January 16, 2005

せめて、わたしくらい姑さんの味方しないと・・・(って何が?)

神戸の震災が来て、ほかの年取った医者仲間は落ち着くまで大阪とか有馬でのんびりしていたそうです。だってお金あるから・・・
ところが、おじいさん、その時、教育委員長してたんです。
そうなると、いくら自分の家が焼けたからといって、神戸中の学校が避難所になっているわけですから、毎日毎日ファックスが届く。しばらくは義姉のところにいたけど、忙しい。水がないから水汲み、エレベーターも動かない。毎日毎日手続きでおっそろしいほど歩いたり・・・そのうち、癌。
そしたら、お払い箱。(←このセリフは姑さんです)

うちのダンナは、毎日毎日奴隷のようにこきつかわれ、ぼろぼろ。まだ医者になって3年目くらいだった。あれだけ救命救急の果てまでやっていたら、そりゃ悪口言われないです。いや・・・これが東京や神戸みたいに医者の多いところだったらまた事情が違ったと思うんです。ところが、当時は僻地手当てが出ていたし、防衛大からも結構来ていたし・・・茨城ってそういうところ。
サッカーで有名な鹿島でも、自分が死んだら無医村になるからと80歳の女医さんがまだ勉強会へ参加してがんばっている。
うちのダンナは数年前に、運良く結核になったのでいのち救われました。それでも排菌していなかったので、感染はしない。となると、結核でもまだ使おうとする・・・信じられない世界。とりあえず、勤めて初めて大学を出て、家から一番近い病院で仕事しています、今。近頃ようやく体の具合も落ち着いてきたばかり。

人間らしい生活したい。

10年は長い。
でも、あっという間だった。

震災後、家族で一番最初に神戸へ行った時、ポートアイランドからバスに乗り、神戸の街並みを眺めた。高速道路は倒れていたし、皆マスクして歩いていた。芦屋の駅で、いきなり十本の指に高価な指輪をしているおばさんを眺めた時には驚いた。まあ・・・身に着けていれば・・・
電車の景色は、新しい家並み。それでも山は変わらない。
帰り、六甲アイランドから最後の貨物フェリーが空港まで行くというので、それに乗った。
中はがらんどう。階段を上り、乗組員のための休憩室みたいなところへ行く。
そこからデッキ。鉄棒みたいな柵があるだけだった。おそろしい・・・
でも、貨物船は揺れない。
静かに六甲の山並みを眺めていると、震災があったことが嘘のような静けさだった。
海の上から神戸を眺めると、とても綺麗。
海はきらきら光っているし・・・
実際には、埃まみれ、建設ラッシュ。

うちのダンナ、神戸で就職決まっていたのに、6年生で留年して、しばらく神戸へ戻ってくるなと言われていた。それがなかったら、わたしも娘も被災して死んでいたかもしれない。

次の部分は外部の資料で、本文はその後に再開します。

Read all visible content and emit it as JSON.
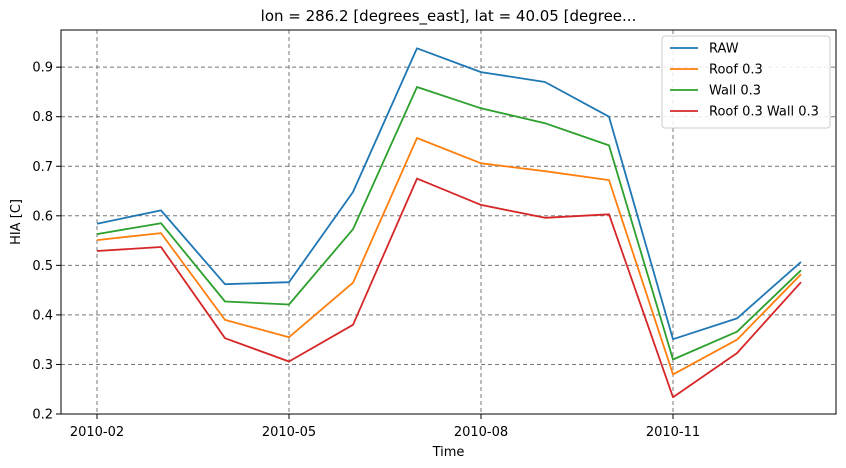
{
  "chart_data": {
    "type": "line",
    "title": "lon = 286.2 [degrees_east], lat = 40.05 [degree...",
    "xlabel": "Time",
    "ylabel": "HIA [C]",
    "x": [
      "2010-02",
      "2010-03",
      "2010-04",
      "2010-05",
      "2010-06",
      "2010-07",
      "2010-08",
      "2010-09",
      "2010-10",
      "2010-11",
      "2010-12",
      "2011-01"
    ],
    "x_ticks": [
      "2010-02",
      "2010-05",
      "2010-08",
      "2010-11"
    ],
    "y_ticks": [
      "0.2",
      "0.3",
      "0.4",
      "0.5",
      "0.6",
      "0.7",
      "0.8",
      "0.9"
    ],
    "ylim": [
      0.2,
      0.975
    ],
    "grid": true,
    "legend_position": "top-right",
    "series": [
      {
        "name": "RAW",
        "color": "#1f77b4",
        "values": [
          0.584,
          0.611,
          0.462,
          0.466,
          0.648,
          0.938,
          0.89,
          0.87,
          0.8,
          0.351,
          0.393,
          0.507
        ]
      },
      {
        "name": "Roof 0.3",
        "color": "#ff7f0e",
        "values": [
          0.551,
          0.565,
          0.39,
          0.355,
          0.465,
          0.757,
          0.706,
          0.69,
          0.672,
          0.28,
          0.35,
          0.482
        ]
      },
      {
        "name": "Wall 0.3",
        "color": "#2ca02c",
        "values": [
          0.563,
          0.585,
          0.427,
          0.421,
          0.573,
          0.86,
          0.817,
          0.787,
          0.742,
          0.31,
          0.366,
          0.49
        ]
      },
      {
        "name": "Roof 0.3 Wall 0.3",
        "color": "#d62728",
        "values": [
          0.529,
          0.537,
          0.353,
          0.306,
          0.38,
          0.675,
          0.622,
          0.596,
          0.603,
          0.234,
          0.323,
          0.466
        ]
      }
    ]
  }
}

現実喪失というか、震災の時、テレビの画面で燃えている神戸を眺めていたとき、娘はまだ1歳3ヶ月だった。おおげさではなく、娘を抱っこしながら震えが来た。
テレビを消して、娘を連れてつくばを歩くと、街中に神戸の募金箱。うちにも神戸へ送ってくれといって送金がきていたので郵便局へ。なんか、悲しかった。あまりにも外が平和すぎて。うちは貰う側なんだなって少し思った。
そのうち、見慣れた駅がテレビに映し出され、まるで風景が変わっていた。虚しかった。

結局、古今東西いつの時代も、人も変わるし、街並みも変わるけど、山や海は変わらない。

変わらずに在るものさがし尊べばきらきら光る海と六甲

それでもまだ神戸は山を削るのだろうか・・・
復興か・・・・・
茨城だったら、ありえない、と思う。筑波山を削って霞ヶ浦を埋め立てる、なんて。
そういうささやかなことに癒されている、今。